セミナーでは参議院議員の佐藤正久氏(写真左)による、“我が国を取り巻く安全保障環境”についての講演が行われた。佐藤氏は最新の国際情勢と日本が抱える地政学的リスクなどについて解説した。
「近年、軍事の面においてドローンやミサイルの発達により『海が陸地化』していて、日本を取り巻く環境が変わってきている。台湾とフィリピンの間に位置するバシー海峡などの海上物流の要所は常にリスクにさらされている」と指摘したうえで、「日本は島国だが、“物流が止まったら日本の経済や国民生活も終わり”ということを基礎に、国民に教育しなければいけない」と述べた。

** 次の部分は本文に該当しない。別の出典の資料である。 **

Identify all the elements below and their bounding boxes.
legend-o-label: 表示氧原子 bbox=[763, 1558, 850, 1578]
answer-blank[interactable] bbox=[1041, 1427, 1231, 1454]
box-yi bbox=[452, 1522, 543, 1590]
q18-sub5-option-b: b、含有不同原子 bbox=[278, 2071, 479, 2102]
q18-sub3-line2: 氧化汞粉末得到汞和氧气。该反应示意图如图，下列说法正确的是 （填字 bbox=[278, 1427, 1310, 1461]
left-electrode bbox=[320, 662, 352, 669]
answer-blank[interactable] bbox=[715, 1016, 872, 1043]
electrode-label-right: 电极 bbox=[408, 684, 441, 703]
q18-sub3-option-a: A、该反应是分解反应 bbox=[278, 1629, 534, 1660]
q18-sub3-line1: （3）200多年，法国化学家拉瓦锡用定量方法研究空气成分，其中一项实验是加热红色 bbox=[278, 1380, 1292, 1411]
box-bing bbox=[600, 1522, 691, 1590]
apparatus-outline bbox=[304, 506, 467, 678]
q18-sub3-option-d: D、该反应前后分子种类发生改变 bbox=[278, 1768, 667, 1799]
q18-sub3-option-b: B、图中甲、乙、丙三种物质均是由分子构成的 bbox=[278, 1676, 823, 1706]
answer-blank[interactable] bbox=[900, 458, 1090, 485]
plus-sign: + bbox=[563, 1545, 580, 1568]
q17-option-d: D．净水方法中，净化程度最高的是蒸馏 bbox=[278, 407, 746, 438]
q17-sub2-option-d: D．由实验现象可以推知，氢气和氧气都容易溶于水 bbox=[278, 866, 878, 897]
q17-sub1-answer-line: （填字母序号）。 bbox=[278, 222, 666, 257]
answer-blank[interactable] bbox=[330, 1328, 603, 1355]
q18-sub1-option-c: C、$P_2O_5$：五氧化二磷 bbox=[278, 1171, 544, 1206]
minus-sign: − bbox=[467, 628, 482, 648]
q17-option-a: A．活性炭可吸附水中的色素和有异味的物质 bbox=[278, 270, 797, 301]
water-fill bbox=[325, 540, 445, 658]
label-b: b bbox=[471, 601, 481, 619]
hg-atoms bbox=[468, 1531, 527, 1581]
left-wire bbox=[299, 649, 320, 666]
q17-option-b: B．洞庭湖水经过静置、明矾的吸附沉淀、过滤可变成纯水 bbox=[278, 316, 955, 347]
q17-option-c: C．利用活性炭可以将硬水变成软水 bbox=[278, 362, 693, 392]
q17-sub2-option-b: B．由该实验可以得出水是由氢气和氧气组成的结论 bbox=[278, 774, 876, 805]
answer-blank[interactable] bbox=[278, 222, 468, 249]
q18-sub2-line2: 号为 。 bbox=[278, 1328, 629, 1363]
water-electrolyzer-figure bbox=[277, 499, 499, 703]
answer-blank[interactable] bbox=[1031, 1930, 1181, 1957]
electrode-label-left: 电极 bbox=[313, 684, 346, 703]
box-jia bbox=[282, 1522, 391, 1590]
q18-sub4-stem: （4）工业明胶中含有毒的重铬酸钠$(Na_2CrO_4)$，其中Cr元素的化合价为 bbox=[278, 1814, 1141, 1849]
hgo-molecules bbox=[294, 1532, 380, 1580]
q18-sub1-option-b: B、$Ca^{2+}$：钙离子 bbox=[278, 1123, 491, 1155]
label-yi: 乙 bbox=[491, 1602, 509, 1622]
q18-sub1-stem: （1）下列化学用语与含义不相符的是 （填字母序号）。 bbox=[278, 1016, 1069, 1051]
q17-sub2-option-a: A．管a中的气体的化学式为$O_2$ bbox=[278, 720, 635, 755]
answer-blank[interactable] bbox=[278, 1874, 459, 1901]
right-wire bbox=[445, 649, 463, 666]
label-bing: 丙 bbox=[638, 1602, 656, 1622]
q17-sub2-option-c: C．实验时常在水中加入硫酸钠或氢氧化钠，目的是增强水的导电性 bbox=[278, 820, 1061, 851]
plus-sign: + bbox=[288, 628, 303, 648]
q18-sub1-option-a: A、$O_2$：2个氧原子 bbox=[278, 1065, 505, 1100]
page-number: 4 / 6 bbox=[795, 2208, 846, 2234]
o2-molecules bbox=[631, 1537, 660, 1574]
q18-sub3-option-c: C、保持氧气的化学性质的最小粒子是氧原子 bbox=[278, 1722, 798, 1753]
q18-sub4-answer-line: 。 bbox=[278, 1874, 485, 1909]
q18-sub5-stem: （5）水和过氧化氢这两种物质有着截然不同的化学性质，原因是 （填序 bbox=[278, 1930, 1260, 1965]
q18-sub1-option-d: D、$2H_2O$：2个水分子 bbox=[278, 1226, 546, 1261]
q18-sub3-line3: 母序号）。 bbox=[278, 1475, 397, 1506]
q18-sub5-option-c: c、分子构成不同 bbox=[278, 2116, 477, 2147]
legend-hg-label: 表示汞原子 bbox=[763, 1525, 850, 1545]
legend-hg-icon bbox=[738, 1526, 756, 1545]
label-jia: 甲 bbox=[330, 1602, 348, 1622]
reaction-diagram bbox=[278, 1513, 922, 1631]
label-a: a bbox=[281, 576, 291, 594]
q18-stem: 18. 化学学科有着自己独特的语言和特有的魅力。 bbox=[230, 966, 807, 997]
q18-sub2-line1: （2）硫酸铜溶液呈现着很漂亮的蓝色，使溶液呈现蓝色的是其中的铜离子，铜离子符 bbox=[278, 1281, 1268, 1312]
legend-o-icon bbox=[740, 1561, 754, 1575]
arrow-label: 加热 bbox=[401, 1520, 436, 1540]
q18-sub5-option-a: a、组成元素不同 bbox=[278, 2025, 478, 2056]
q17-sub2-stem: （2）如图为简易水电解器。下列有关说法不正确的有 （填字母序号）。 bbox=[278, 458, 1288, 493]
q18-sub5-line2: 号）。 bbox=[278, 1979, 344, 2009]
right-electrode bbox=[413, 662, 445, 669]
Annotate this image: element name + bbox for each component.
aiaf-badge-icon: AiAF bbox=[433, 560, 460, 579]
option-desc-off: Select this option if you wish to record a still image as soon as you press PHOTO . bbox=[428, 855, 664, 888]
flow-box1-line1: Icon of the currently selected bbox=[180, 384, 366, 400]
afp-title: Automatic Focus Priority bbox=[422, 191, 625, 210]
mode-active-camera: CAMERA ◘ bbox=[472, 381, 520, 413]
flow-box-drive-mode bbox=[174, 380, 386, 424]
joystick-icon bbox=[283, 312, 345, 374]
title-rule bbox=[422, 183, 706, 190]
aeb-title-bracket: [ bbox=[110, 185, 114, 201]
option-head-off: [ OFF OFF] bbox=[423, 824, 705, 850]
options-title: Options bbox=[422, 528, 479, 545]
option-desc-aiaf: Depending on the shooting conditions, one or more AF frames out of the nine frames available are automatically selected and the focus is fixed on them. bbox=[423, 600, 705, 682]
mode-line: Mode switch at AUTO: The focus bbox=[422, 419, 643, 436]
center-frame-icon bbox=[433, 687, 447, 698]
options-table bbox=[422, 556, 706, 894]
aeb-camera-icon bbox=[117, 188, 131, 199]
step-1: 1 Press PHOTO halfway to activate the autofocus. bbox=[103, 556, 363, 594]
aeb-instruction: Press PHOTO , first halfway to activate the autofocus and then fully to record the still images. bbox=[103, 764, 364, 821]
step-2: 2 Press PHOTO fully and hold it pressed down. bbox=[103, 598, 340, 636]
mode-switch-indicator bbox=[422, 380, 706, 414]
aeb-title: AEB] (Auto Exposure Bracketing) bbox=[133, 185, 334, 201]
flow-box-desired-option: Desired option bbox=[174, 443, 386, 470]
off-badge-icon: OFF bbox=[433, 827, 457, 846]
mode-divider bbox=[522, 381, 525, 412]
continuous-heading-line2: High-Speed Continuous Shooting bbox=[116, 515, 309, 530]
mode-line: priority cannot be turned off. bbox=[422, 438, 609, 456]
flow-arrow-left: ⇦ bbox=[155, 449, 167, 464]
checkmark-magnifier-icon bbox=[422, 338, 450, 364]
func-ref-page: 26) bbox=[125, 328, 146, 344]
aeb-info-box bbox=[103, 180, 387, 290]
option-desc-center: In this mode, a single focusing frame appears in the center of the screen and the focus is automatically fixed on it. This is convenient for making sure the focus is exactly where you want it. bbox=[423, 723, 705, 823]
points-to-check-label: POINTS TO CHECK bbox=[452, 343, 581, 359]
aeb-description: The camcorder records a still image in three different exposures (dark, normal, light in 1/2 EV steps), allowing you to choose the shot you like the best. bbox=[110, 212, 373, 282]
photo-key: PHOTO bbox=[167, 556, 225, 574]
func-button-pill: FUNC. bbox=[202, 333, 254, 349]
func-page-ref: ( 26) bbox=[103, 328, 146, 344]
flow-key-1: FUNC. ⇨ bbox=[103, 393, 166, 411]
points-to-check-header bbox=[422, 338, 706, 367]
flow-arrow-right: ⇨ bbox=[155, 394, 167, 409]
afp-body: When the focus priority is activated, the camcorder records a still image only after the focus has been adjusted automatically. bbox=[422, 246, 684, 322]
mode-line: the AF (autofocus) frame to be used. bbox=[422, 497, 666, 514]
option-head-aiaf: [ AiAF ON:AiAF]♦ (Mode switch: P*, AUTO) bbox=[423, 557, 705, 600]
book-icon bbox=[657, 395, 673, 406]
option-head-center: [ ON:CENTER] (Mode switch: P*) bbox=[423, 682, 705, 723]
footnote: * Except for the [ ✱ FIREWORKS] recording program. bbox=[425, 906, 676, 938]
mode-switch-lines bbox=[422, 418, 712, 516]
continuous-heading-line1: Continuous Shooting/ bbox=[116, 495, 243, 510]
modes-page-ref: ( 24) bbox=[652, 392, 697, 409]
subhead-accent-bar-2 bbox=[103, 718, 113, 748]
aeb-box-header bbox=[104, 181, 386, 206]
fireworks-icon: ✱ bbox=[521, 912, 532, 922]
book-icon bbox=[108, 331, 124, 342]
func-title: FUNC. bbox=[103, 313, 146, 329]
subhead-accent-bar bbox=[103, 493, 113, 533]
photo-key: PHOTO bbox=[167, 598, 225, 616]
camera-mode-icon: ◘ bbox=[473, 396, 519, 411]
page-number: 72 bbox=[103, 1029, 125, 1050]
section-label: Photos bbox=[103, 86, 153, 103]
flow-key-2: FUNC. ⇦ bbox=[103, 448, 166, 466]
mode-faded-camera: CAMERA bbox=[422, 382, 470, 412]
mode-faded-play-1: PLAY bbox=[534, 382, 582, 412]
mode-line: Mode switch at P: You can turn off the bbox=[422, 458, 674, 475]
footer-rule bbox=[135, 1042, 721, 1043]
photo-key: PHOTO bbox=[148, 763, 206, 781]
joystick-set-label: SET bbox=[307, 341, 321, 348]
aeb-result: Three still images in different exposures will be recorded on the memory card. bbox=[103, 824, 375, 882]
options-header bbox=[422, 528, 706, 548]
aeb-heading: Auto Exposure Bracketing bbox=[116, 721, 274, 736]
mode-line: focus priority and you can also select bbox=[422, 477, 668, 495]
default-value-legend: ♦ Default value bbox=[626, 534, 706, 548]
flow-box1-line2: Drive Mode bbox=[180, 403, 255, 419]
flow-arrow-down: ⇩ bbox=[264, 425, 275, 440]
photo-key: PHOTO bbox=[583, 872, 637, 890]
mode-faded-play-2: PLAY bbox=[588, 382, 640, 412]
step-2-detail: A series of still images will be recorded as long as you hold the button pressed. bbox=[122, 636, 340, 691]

米国大統領選についても触れ、「トランプ氏が大統領になった場合、中国に対して厳しく出る。現バイデン政権も対中関税規制を強化しているが、トランプ氏の方が強固な“アメリカファースト”思想を掲げている。米中経済のデカップリング(分断)による規制強化の対象が半導体やEVだけでなく、あらゆる分野に広がる可能性があり、同盟国や同志国にも対中の規制強化を強要してくるだろう。日本の国益を守るには相当うまくやらなければならない」との見解を示した。
緊張が高まっている台湾有事については「日本は物流だけでなく地理・政治的に一番影響を受ける」と警告、「物流は日本の生命線。政府や民間が一体となって守ることが大事だ」と強調した。
セミナー後の懇親会で飯垣隆三JAFSA会長(ベンライン・エージェンシーズ・ジャパン会長、写真右)は、「内容の濃い迫力のある有意義な講演を開催できた。実際、ここ数年のセミナーの内容を受けて、会員企業が増えている。今回のような魅力的なセミナーを続けていくことで、協会メンバーの増強を図り、当協会が将来発展していくことを期待していきたい」と述べた。